– Хозяйка была, – похвастался Опалов.
– Да? – что-то в лице женщины изменилось, хотя оно по-прежнему оставалось непроницаемым. – На, ешь.
– Дай мне печенье, – вдруг вспомнил он.
– Какое печенье?
– Там, хозяйка принесла… такое…
Женщина поднесла к его губам ложку и старалась всунуть её Опалову в рот. Но тот недовольно вертел головой и всё просил у неё печенье.
– Ну, дай мне его… там… такое… мне хозяйка принесла…
– Нет там ничего.
– Может, в тумбочке есть? – с надеждой выспрашивал он, и больше всего на свете ему хотелось этого печенья.
– Ничего там нет, – наклонившись, заглянула в тумбочку женщина и снова всунула ему в рот полную ложку каши. – То, что я принесла – лежит, другого ничего нет.
Он насупился, замолчал, но, проглотив кашу, снова улыбнулся.
– А сестра не умеет, – довольно сказал он.
– Что не умеет? – растерянно взглянула на него женщина.
Он показал глазами на ложку.
– Кормить не умеет?
– Вот именно, – радостно объявил он. – Наверное, у неё ребенка не было.
– У меня тоже не было, – с достоинством сообщила она.
– Будет, – уверенно заключил Опалов.
– Лежи уж, – вся покраснев, испуганно покосилась она на соседей.
– Что? Глупость сказал? – не унимался Опалов.
– Молчи, и за умного сойдешь, – шикнула она на него. И вдруг ласково прижала к его губам теплую ладонь.
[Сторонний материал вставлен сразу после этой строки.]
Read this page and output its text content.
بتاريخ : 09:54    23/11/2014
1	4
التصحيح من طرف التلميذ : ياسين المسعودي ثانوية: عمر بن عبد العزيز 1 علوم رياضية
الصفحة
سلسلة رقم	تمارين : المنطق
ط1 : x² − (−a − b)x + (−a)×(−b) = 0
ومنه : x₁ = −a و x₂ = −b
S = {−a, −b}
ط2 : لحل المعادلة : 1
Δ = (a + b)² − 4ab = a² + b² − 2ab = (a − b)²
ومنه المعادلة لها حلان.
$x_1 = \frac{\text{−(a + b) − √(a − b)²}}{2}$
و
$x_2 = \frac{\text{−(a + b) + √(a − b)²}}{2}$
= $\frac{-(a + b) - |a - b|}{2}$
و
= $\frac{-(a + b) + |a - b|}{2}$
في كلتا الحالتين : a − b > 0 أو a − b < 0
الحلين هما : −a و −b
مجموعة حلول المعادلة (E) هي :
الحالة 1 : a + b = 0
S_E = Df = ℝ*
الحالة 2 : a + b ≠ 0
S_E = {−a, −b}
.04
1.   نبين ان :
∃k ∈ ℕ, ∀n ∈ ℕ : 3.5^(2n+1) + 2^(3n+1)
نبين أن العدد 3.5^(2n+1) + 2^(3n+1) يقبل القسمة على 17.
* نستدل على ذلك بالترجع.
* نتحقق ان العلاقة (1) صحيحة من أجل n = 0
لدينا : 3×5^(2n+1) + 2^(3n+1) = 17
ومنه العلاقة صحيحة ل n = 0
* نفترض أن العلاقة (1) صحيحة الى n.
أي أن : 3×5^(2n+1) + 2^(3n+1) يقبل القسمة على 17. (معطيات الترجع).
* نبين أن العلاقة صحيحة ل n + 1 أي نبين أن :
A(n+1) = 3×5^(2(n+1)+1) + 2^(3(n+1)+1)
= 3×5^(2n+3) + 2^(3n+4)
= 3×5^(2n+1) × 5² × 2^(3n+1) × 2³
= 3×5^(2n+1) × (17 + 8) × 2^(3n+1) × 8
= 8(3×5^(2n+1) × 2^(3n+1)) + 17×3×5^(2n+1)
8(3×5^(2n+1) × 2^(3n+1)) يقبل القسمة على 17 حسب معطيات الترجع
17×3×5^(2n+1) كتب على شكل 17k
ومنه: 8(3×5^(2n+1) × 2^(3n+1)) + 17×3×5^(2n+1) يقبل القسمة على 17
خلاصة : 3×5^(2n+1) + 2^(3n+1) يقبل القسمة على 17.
К Гостеву, помимо сестры, пришли – тетушки, зятья, сватья. Шумные, довольные, с обветренными на морозе лицами, в изжеванных халатах, в спешке кое-как наброшенных поверх одежды. Они захватили все стулья, потеснили на кроватях больных, принеся с собою, вместе с гостинцами и новостями, пахучую морозную свежесть. И началось: кто и как, чего и с кем, заспорили, увлеклись, затолкали Гостева в угол и забыли о нем. Говорили о погоде, о ценах на рынке, о том, что детям надо бы купить пальтишки к весне, о семенах для огорода, и еще о чем-то, что было жизненно важно для них. А больной, сидя в углу, тихий и далекий от их забот, был рад разве только тому, что жив еще.
VI
Свято место пусто не бывает: кровать Язина занял худой старик с армянскими глазами и пучком седых усов под длинным носом. Он виновато улыбался всем и, будто в гостях, сидел на самом краешке кровати.
Нянечка, которая привела его, задержавшись у постели Гостева, с интересом наблюдала, как мучились с ним медсестры, помногу раз тыча иглой в ломкие фиолетовые вены.
– Мою фамилию не выговоришь, – объяснял новенький Кожину, который молча разглядывал его при тусклом свете.
– Ага… зовите меня Христофором.
Он чувствовал на себе любопытные взгляды, даже менялся в лице от смущения.